等了許久,傭人也紛紛來報告找不到他的護照。
「怎麼可能?剛才回來明明還在的!」這點全曄相當確定。
他旅行多年,從來未曾將護照搞丟,怎麼可能人都回到家了,隨身的行李也沒動過,護照卻不見了?這未免太邪門了吧!
「會不會掉在車上?讓阿強去找找?」朝叔指派一位傭人去聯絡司機阿強。
許久,阿強仍是給了一個護照不在車上的回報。
「撞鬼了!」全曄很少這樣罵人。「到底誰去動過我的行李?」
傭人們一律低著頭聲稱沒有。
「少爺,你不要著急,先去房裡休息吧。本來我就覺得你才剛回來就又要走,實在太匆促,現在護照不見了,正巧讓你停下腳步歇一歇……」朝叔說到一半,全曄就打斷了他的話。

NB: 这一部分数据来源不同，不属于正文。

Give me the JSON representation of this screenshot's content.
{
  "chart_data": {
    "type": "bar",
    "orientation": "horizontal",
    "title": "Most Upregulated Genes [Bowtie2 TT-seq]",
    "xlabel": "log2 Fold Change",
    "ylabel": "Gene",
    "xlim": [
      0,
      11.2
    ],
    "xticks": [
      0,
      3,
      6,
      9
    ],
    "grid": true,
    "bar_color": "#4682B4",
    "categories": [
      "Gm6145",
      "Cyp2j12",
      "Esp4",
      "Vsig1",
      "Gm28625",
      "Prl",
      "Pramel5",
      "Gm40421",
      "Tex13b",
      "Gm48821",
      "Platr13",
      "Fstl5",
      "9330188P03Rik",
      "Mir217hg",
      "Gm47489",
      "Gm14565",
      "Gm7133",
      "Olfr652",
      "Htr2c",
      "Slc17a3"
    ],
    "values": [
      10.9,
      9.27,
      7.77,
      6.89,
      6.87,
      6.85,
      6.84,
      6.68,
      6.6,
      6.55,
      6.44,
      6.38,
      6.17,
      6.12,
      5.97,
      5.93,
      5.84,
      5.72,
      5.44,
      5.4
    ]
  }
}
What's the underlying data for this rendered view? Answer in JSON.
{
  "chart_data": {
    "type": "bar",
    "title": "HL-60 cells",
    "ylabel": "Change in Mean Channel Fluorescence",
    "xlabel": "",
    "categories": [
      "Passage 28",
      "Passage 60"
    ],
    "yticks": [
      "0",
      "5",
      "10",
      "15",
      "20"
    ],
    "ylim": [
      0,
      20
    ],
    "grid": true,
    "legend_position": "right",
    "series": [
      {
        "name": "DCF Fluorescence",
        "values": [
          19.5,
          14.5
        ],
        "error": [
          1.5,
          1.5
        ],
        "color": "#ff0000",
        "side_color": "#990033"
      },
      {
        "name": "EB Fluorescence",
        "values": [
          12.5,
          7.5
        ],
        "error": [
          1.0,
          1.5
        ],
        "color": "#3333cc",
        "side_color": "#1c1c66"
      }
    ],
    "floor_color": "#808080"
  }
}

「我不能歇!一歇下來,搞不好那個簡以娉就出現了……」
「嘟嘟!嘟嘟!」
守衛室的電話響起。
全曄停止發飄,望著電話,心想不妙。
「好,請接待人員帶簡小姐上來。」朝叔掛上電話,回頭對全曄說:「少爺,簡小姐已經來了,你就死了逃走的心吧!」
「真是天要亡我!」全曄一副完了的樣子,氣沖沖的回房去。「跟她說我在睡覺,別來吵。等我醒了再說!」
傭人們不約而同噗哧地笑了出來。
「簡小姐,歡迎光臨。」朝叔和傭人們站在玄關處,齊心歡迎簡以娉大駕光臨。
「全曄呢?躲哪兒去了?快去叫他出來!」簡以娉氣勢如虹,絲毫不自以為是客,一進門便是大搖大擺,呼風喚雨。
「簡小姐,你先別生氣。開了這麼遠的車來,先休息一下……」朝叔還是忠心的想要替主人多拖延些時間。
「我怎麼能休息呢?跟那個一整天都在坐飛機上,像小蜜蜂一樣飛到西又飛到東的人比起來,我才開了三個小時的車而已,算什麼呢?」
「是,是,簡小姐說得有理。」朝叔忍著笑應著。其實看得出來,大家都被簡以娉的說法惹得快笑出來。
「全曄在哪裡?誰帶我去見他?」簡以娉眼神故意飄向小甜。
「我帶簡小姐去。」小甜舉起手,往前跨一步,低頭小聲的說著。
「好,小甜,你帶簡小姐去。」朝叔應允。沒人發現簡以娉和小甜之間有什麼秘密。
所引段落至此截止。